After the owner/mentor passed on, his heirs changed the course of the company and decided to cut out in-person service visits to clients. Since Gary had personally committed his services to these clients he felt his word and trust were more important than his job and continued visiting and helping clients. Returning home late one Friday night from a solid two weeks on the road, he learned from his secretary Saturday morning that he no longer worked there. Six other service-oriented employees were let go at the same time. That was 1988 and out of every adversity comes an even better opportunity.

The following Monday, Gary and the others cleared out their desks and by that afternoon, Gary started AGI. He sat up an office with a card table and a wall phone in a beach cottage he owned. He hired all of the other discharged employees until he could help some get jobs elsewhere and kept others in his new company.

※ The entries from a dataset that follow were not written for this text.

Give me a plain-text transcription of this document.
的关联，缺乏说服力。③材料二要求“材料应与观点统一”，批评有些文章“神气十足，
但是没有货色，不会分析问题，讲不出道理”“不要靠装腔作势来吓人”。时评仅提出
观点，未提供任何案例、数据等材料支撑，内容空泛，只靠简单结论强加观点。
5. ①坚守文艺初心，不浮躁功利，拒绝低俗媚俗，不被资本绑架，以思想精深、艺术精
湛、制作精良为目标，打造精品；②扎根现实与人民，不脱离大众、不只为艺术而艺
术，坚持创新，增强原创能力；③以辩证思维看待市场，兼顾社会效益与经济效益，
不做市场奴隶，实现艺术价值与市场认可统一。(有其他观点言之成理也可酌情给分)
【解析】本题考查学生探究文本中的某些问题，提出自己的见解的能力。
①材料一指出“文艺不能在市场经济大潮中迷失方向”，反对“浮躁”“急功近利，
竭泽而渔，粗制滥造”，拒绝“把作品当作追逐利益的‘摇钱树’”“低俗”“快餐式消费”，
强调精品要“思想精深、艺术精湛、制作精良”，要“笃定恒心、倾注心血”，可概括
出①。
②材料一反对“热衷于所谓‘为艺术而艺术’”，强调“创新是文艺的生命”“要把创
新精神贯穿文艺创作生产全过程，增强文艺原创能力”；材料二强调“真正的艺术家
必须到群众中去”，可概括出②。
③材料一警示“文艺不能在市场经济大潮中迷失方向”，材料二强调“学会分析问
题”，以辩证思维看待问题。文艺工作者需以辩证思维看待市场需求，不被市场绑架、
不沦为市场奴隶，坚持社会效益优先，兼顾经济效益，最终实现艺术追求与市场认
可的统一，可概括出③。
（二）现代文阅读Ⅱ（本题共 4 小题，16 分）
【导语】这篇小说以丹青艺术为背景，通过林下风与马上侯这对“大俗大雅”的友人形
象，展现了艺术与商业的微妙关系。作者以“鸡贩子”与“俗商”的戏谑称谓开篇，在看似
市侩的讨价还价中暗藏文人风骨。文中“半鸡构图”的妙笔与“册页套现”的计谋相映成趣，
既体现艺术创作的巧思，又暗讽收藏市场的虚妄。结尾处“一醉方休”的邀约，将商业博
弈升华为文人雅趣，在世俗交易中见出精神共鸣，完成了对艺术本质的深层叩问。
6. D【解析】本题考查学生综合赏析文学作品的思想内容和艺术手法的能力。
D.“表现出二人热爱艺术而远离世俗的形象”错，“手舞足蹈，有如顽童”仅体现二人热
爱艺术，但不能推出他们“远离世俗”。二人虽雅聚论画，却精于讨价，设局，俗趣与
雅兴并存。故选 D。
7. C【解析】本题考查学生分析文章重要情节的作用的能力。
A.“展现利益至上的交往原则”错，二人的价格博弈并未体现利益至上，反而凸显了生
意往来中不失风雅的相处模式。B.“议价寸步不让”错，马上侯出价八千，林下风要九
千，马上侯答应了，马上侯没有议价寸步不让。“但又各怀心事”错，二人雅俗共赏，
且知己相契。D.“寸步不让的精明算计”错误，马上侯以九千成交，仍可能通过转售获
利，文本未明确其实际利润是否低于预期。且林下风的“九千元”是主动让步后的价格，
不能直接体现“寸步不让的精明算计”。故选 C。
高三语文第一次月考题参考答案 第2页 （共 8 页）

The commitment to service continued in AGI, but the passion to help clients was even greater. Since Gary now owned this company he could go to any lengths he wanted to design programs and better service clients. Of course this included ongoing in-person service.

In just a few years, AGI grew and became a significant player in the group insurance marketplace. Clients now include some the largest medical groups in the country, plus groups of all sizes. His company has a staff of employees as committed as he is to servicing their clients’ needs and cultivating new relationships.

AGI was founded on principles of treating people better than they expect and working every day to see that clients get the most value from the benefits they purchased. This includes the service needed to provide peace of mind for clients to know that the AGI Team will do whatever it takes to help them and be there whenever needed.

Just one testimony to his ongoing commitment is that Gary Adams and now with his company, AGI, is the only person that has exhibited continuously at the Medical Group Management Association annual meeting for thirty-six consecutive years as of 2005. This commitment has passed the test of time.